In order to take ethical considerations of patenting biological material into account, the so-called “ordre public or morality clause” was implemented as Article 6 in the EC directive on the legal protection of biotechnological inventions, 98/44/EC. At first glance, this seems to provide a significant advantage to the European patent system with respect to ethics. The thesis of this paper argues that the ordre public or morality clause does not provide sufficient protection against ethically problematic uses of the patent system within the area of life.

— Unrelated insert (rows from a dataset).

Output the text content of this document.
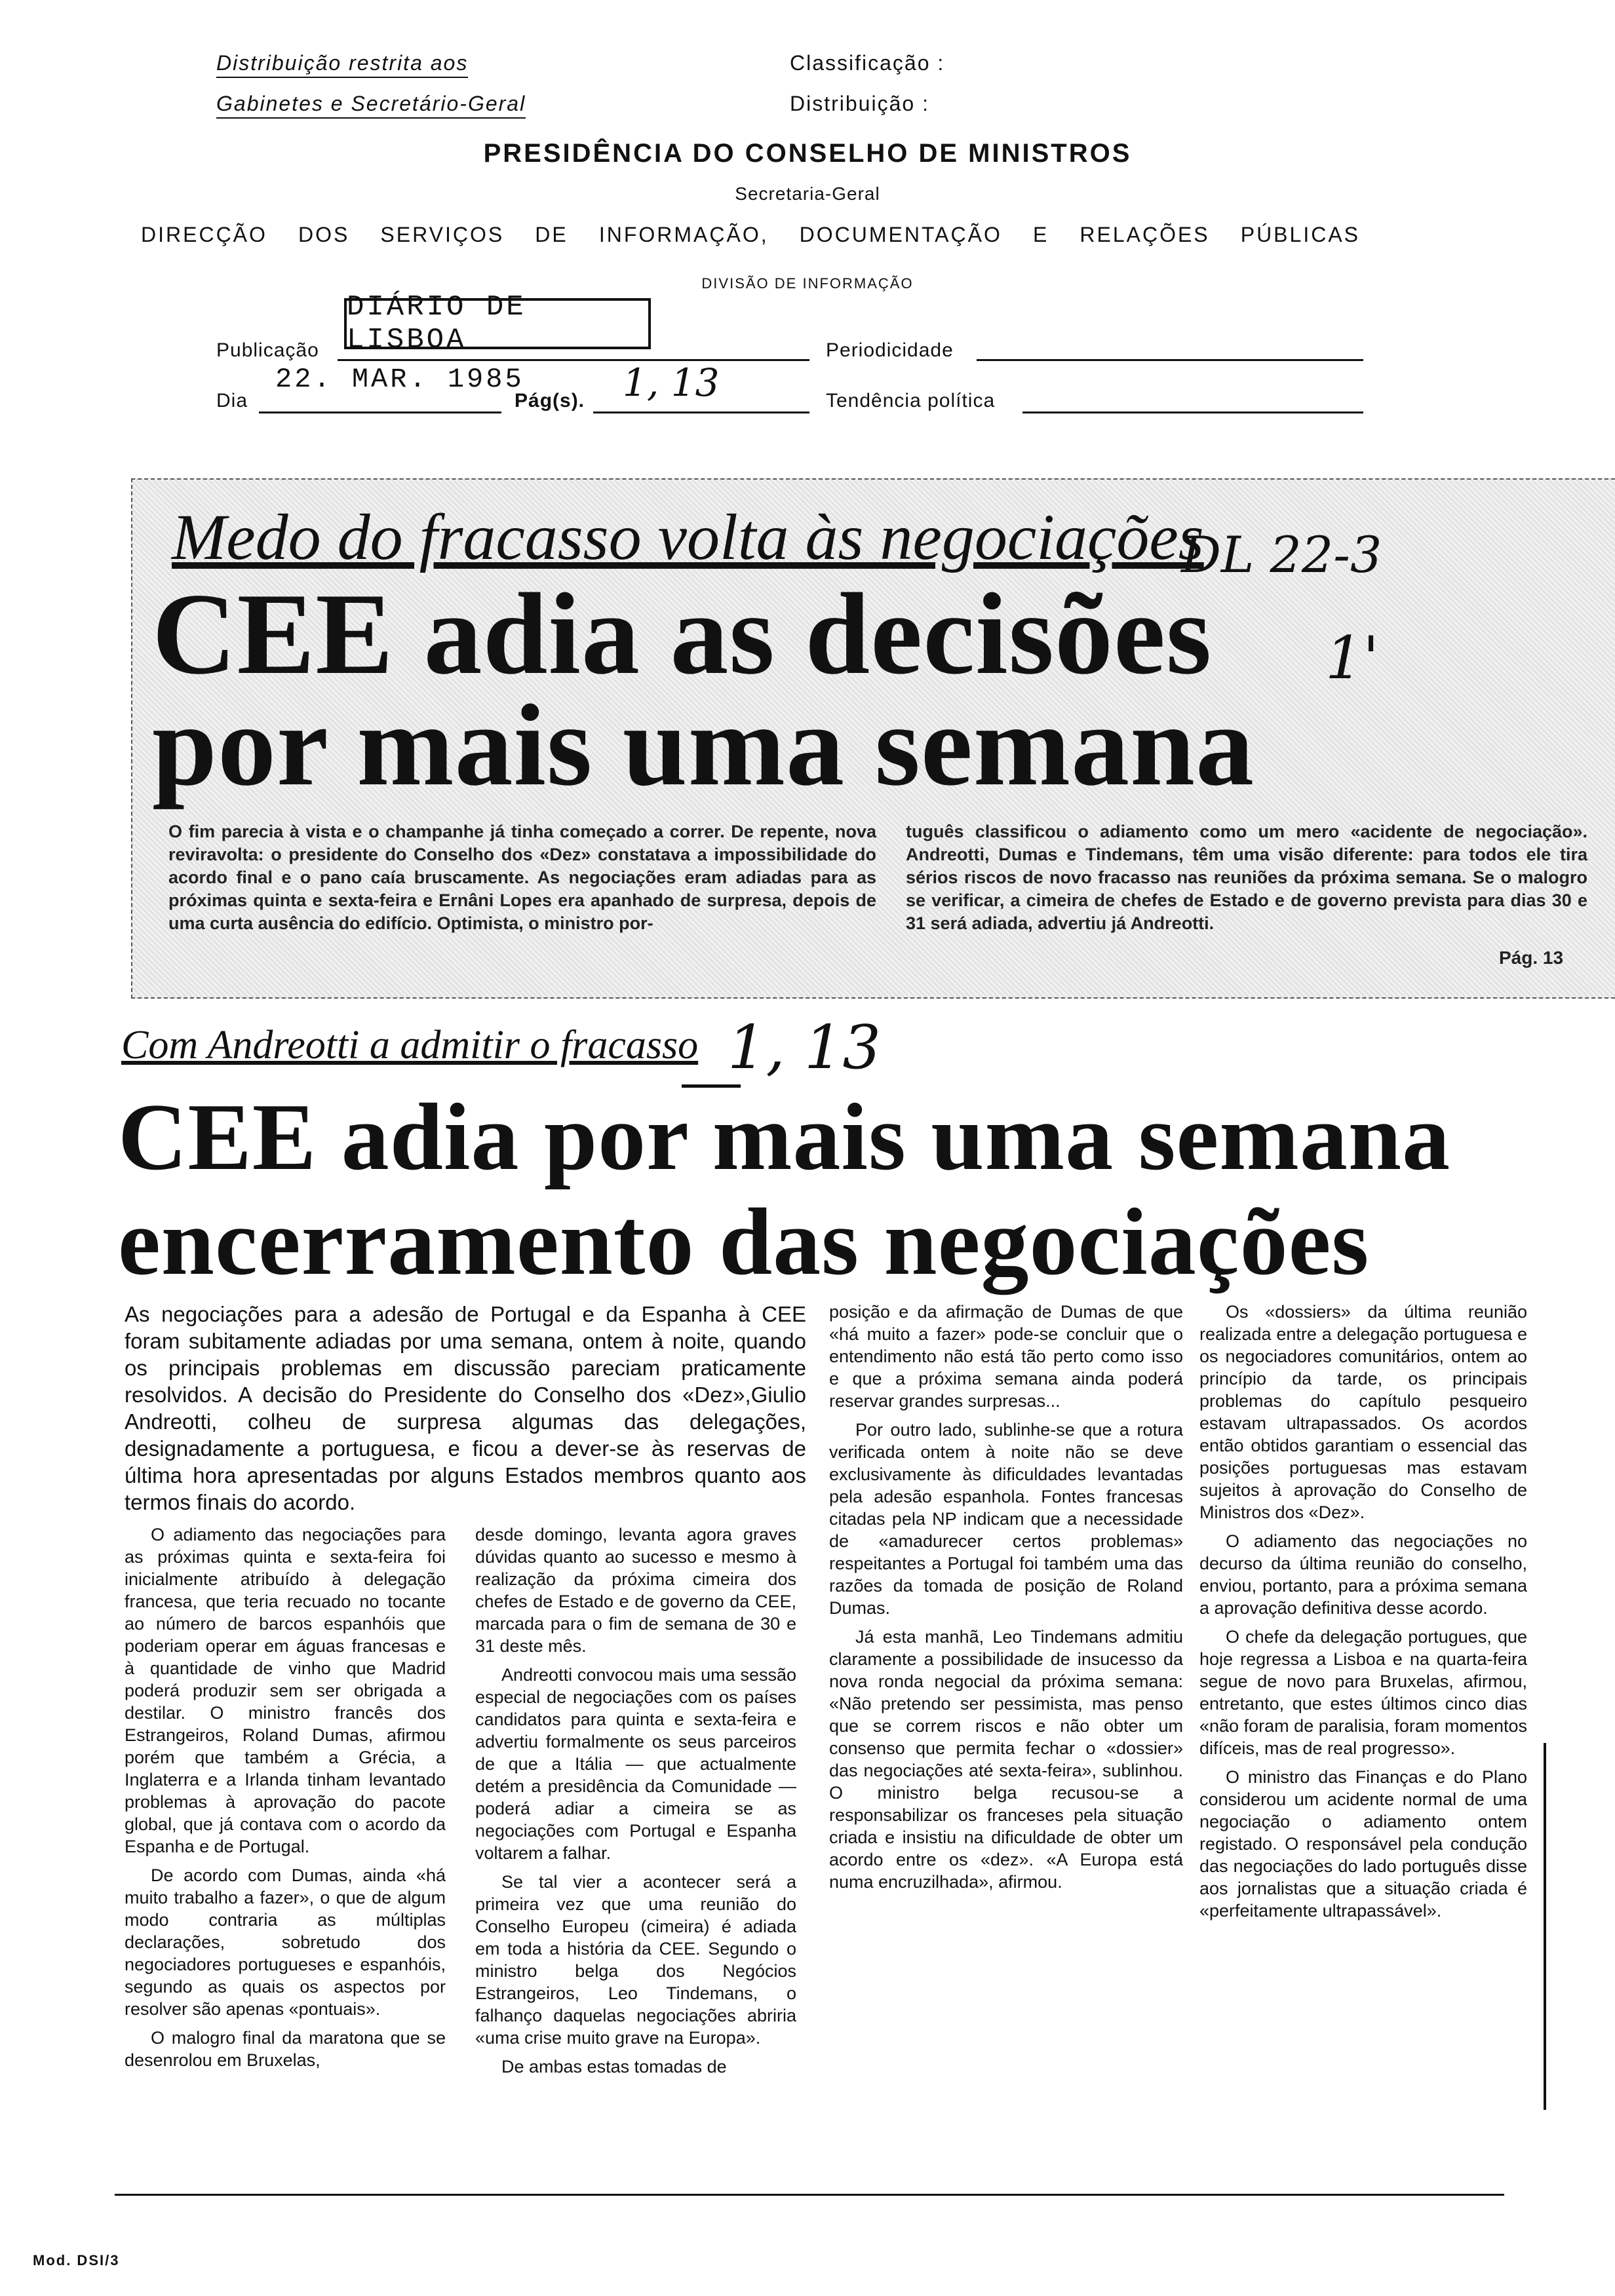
Distribuição restrita aos
Gabinetes e Secretário-Geral
Classificação :
Distribuição :
PRESIDÊNCIA DO CONSELHO DE MINISTROS
Secretaria-Geral
DIRECÇÃO DOS SERVIÇOS DE INFORMAÇÃO, DOCUMENTAÇÃO E RELAÇÕES PÚBLICAS
DIVISÃO DE INFORMAÇÃO
Publicação
DIÁRIO DE LISBOA	Periodicidade
Dia
22. MAR. 1985
Pág(s). 1, 13	Tendência política
Medo do fracasso volta às negociações
DL 22-3
CEE adia as decisões 1'
por mais uma semana
O fim parecia à vista e o champanhe já tinha começado a correr. De repente, nova reviravolta: o presidente do Conselho dos «Dez» constatava a impossibilidade do acordo final e o pano caía bruscamente. As negociações eram adiadas para as próximas quinta e sexta-feira e Ernâni Lopes era apanhado de surpresa, depois de uma curta ausência do edifício. Optimista, o ministro por-
tuguês classificou o adiamento como um mero «acidente de negociação». Andreotti, Dumas e Tindemans, têm uma visão diferente: para todos ele tira sérios riscos de novo fracasso nas reuniões da próxima semana. Se o malogro se verificar, a cimeira de chefes de Estado e de governo prevista para dias 30 e 31 será adiada, advertiu já Andreotti.
Pág. 13
Com Andreotti a admitir o fracasso 1, 13
CEE adia por mais uma semana
encerramento das negociações
As negociações para a adesão de Portugal e da Espanha à CEE foram subitamente adiadas por uma semana, ontem à noite, quando os principais problemas em discussão pareciam praticamente resolvidos. A decisão do Presidente do Conselho dos «Dez»,Giulio Andreotti, colheu de surpresa algumas das delegações, designadamente a portuguesa, e ficou a dever-se às reservas de última hora apresentadas por alguns Estados membros quanto aos termos finais do acordo.

O adiamento das negociações para as próximas quinta e sexta-feira foi inicialmente atribuído à delegação francesa, que teria recuado no tocante ao número de barcos espanhóis que poderiam operar em águas francesas e à quantidade de vinho que Madrid poderá produzir sem ser obrigada a destilar. O ministro francês dos Estrangeiros, Roland Dumas, afirmou porém que também a Grécia, a Inglaterra e a Irlanda tinham levantado problemas à aprovação do pacote global, que já contava com o acordo da Espanha e de Portugal.

De acordo com Dumas, ainda «há muito trabalho a fazer», o que de algum modo contraria as múltiplas declarações, sobretudo dos negociadores portugueses e espanhóis, segundo as quais os aspectos por resolver são apenas «pontuais».

O malogro final da maratona que se desenrolou em Bruxelas,

desde domingo, levanta agora graves dúvidas quanto ao sucesso e mesmo à realização da próxima cimeira dos chefes de Estado e de governo da CEE, marcada para o fim de semana de 30 e 31 deste mês.

Andreotti convocou mais uma sessão especial de negociações com os países candidatos para quinta e sexta-feira e advertiu formalmente os seus parceiros de que a Itália — que actualmente detém a presidência da Comunidade — poderá adiar a cimeira se as negociações com Portugal e Espanha voltarem a falhar.

Se tal vier a acontecer será a primeira vez que uma reunião do Conselho Europeu (cimeira) é adiada em toda a história da CEE. Segundo o ministro belga dos Negócios Estrangeiros, Leo Tindemans, o falhanço daquelas negociações abriria «uma crise muito grave na Europa».

De ambas estas tomadas de

posição e da afirmação de Dumas de que «há muito a fazer» pode-se concluir que o entendimento não está tão perto como isso e que a próxima semana ainda poderá reservar grandes surpresas...

Por outro lado, sublinhe-se que a rotura verificada ontem à noite não se deve exclusivamente às dificuldades levantadas pela adesão espanhola. Fontes francesas citadas pela NP indicam que a necessidade de «amadurecer certos problemas» respeitantes a Portugal foi também uma das razões da tomada de posição de Roland Dumas.

Já esta manhã, Leo Tindemans admitiu claramente a possibilidade de insucesso da nova ronda negocial da próxima semana: «Não pretendo ser pessimista, mas penso que se correm riscos e não obter um consenso que permita fechar o «dossier» das negociações até sexta-feira», sublinhou. O ministro belga recusou-se a responsabilizar os franceses pela situação criada e insistiu na dificuldade de obter um acordo entre os «dez». «A Europa está numa encruzilhada», afirmou.

Os «dossiers» da última reunião realizada entre a delegação portuguesa e os negociadores comunitários, ontem ao princípio da tarde, os principais problemas do capítulo pesqueiro estavam ultrapassados. Os acordos então obtidos garantiam o essencial das posições portuguesas mas estavam sujeitos à aprovação do Conselho de Ministros dos «Dez».

O adiamento das negociações no decurso da última reunião do conselho, enviou, portanto, para a próxima semana a aprovação definitiva desse acordo.

O chefe da delegação portugues, que hoje regressa a Lisboa e na quarta-feira segue de novo para Bruxelas, afirmou, entretanto, que estes últimos cinco dias «não foram de paralisia, foram momentos difíceis, mas de real progresso».

O ministro das Finanças e do Plano considerou um acidente normal de uma negociação o adiamento ontem registado. O responsável pela condução das negociações do lado português disse aos jornalistas que a situação criada é «perfeitamente ultrapassável».

Mod. DSI/3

On the contrary, there are worrisome obstacles to any effective and comprehensive critical analysis of the ethical aspects of bio-patenting, especially in the field of agriculture. These obstacles can be seen as indirect consequences of the implementation of ethical considerations in form of the ordre public and morality clause in the EC Directive. Therefore, Article 6 of the EC Directive on the legal protection of biotechnological inventions seems to ultimately weaken the position of ethics in the debate concerning bio-patenting because the ordre public and morality clause is usually interpreted in an exclusively bio-ethical way in the sense of an “intrinsic ethics,” which is primarily interested in questions regarding the moral status of particular entities. It is argued that an important cause of this phenomenon is that the decisive reasons against bio-patenting are concerns of social ethics, and not bio-ethics.